В комнате щелкнул выключатель, зашелестело ее платье, потом скрипнула кровать. Он задержался у окна, в котором ничего не было видно, кроме собственного отражения, и, усмехнувшись, подумал: «А может, и вправду в ней спрятано то, чего нет у Людмилы?»
Утром хотел сказать, что она была права, но Юлька убежала, не дожидаясь, когда он проснется. Наверное, на рассвете, чтобы не плодить сплетни.
11
Улетал Гущин на следующий день. На автобусной остановке он увидел Лемыцкого. Стас, облокотившись на заборчик, стоял с закрытыми глазами, и по лицу его ползла муха. Выпирающий живот растянул его рубашку, и майка нежно-голубого цвета выглядывала в прорехи, словно подчеркивая чистоплотность и заботливость жены.
Юльки на остановке не было.
Лемыцкий смахнул муху и шагнул Юра, я тебя жду. Вон и Николай с машиной.

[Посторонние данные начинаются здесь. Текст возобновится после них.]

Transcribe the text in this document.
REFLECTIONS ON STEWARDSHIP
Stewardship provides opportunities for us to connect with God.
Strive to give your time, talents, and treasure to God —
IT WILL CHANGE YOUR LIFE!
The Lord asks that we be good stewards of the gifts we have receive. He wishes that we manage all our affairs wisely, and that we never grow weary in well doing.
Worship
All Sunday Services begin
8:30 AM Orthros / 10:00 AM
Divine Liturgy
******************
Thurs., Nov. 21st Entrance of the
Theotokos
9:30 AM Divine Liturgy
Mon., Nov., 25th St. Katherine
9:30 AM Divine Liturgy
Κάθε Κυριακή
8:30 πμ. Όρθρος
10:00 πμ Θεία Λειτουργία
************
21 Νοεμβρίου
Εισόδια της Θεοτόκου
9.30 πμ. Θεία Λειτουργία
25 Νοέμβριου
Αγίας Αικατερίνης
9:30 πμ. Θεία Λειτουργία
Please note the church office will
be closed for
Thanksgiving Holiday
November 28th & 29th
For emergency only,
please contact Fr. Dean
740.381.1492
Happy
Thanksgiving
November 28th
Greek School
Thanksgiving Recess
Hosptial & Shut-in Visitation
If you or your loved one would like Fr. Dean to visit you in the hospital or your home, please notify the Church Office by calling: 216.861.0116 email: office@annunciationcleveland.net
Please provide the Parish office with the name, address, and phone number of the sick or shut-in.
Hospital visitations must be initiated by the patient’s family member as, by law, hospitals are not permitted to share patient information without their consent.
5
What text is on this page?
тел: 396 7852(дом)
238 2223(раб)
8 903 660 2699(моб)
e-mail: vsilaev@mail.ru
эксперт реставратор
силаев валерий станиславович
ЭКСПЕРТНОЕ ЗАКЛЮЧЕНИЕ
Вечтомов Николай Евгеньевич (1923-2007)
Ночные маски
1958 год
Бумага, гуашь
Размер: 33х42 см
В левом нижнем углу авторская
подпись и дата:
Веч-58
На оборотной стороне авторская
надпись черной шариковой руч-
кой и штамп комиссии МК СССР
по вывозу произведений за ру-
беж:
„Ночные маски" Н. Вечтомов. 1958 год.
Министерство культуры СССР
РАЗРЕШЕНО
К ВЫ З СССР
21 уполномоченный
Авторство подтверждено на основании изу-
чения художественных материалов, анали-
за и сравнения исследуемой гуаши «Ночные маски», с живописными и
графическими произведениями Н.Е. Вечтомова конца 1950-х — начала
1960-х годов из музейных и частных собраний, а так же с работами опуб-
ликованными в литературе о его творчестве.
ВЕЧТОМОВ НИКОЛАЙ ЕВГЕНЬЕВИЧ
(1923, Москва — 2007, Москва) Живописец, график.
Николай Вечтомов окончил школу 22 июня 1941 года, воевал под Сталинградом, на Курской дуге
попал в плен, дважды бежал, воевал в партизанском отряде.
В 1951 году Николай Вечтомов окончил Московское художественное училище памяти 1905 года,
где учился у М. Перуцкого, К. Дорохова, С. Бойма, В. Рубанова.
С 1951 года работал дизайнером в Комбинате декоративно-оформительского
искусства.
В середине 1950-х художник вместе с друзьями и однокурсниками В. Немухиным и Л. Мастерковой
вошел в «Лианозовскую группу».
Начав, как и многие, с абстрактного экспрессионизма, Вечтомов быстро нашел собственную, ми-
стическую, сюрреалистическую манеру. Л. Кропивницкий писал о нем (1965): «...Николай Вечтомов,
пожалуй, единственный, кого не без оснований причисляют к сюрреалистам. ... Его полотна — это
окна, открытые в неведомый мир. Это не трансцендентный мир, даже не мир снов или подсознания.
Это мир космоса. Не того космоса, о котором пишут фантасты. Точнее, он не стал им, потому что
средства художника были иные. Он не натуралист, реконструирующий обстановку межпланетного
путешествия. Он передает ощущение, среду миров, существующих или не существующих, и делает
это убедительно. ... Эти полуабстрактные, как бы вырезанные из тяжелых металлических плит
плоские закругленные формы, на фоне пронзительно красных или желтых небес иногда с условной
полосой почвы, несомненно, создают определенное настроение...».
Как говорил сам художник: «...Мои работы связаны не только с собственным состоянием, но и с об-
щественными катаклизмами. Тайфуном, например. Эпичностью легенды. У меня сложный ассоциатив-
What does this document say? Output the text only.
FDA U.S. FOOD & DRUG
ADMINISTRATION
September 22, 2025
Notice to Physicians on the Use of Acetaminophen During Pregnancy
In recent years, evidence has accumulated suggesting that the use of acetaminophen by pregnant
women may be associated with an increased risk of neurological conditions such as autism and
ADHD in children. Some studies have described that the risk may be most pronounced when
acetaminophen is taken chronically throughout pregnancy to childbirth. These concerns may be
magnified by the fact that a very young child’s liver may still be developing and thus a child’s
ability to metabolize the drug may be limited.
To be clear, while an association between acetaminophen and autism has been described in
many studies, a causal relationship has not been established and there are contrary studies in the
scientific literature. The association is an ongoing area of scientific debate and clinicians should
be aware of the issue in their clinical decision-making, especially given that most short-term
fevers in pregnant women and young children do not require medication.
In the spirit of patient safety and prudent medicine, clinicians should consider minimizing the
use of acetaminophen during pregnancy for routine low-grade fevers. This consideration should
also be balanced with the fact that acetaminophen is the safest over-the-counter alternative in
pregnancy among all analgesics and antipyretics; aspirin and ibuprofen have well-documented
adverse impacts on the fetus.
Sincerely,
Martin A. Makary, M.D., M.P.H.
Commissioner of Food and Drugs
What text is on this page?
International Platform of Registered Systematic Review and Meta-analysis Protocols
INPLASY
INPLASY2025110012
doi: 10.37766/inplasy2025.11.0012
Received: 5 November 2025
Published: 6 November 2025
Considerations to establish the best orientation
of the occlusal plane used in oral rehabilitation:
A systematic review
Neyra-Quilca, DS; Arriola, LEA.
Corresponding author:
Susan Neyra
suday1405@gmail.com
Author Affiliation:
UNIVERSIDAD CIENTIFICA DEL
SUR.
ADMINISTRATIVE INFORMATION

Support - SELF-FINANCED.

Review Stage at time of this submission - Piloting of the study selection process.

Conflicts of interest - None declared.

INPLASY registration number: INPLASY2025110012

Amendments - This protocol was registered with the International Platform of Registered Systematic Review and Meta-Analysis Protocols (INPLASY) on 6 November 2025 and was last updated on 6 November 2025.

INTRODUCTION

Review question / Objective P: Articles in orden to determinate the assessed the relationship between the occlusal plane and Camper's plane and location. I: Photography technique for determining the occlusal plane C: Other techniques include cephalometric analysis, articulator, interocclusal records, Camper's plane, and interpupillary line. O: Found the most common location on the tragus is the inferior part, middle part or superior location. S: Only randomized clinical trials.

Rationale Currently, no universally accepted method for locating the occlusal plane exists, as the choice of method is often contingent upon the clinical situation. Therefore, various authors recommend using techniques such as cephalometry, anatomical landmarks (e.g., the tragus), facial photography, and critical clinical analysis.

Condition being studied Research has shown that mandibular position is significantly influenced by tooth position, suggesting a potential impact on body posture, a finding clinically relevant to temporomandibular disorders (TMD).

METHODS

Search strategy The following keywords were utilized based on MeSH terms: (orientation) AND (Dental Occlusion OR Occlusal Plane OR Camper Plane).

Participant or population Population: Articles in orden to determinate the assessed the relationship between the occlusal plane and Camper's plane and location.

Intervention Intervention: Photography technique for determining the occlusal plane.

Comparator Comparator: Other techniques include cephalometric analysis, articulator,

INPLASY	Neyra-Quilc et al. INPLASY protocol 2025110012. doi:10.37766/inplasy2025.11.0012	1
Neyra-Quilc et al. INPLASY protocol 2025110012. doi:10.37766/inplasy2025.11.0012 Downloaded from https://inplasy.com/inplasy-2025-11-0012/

– Приветствую. Ну как, прибил медяшку?
– Вчера, сразу как приехал.
– Помогло?
– Так не сразу же действовать начнет. Подожду, там видно будет.
– А я загулял, Юрочка, радость у меня. Матвеич возвращается. А тебя Ухов так и не уговорил?
– Нет, я в отпуск.
Они отвезли его в порт и – пока Гущин не взял билет – не уезжали.
Ан-2 сделал круг над Михайловкой. С высоты она казалась красивенькой и наивной, как рисунок на детской выставке: ровные зеленые улочки по склонам сопок, голубые зигзаги реки, а высокая труба в углу картинки была подрисована уже другой рукой, любителя старинных крепостей и баталий.
Рассказы
В разгар бабьего лета
Бабы курили. Вернее, курила одна Лилька Шабалова, бригадир Граня разводила теплинку из газет, оставшихся после еды, а остальные просто отдыхали. Второй день как они закончили ремонт путей на длинном болотистом участке. Теперь узкоколейка шла по суходолу. Сразу за линией весело цвел сентябрьский лес, скрашивая тяжелую однообразную работу и придавая коротким перекурам особую мягкость и полную расслабленность.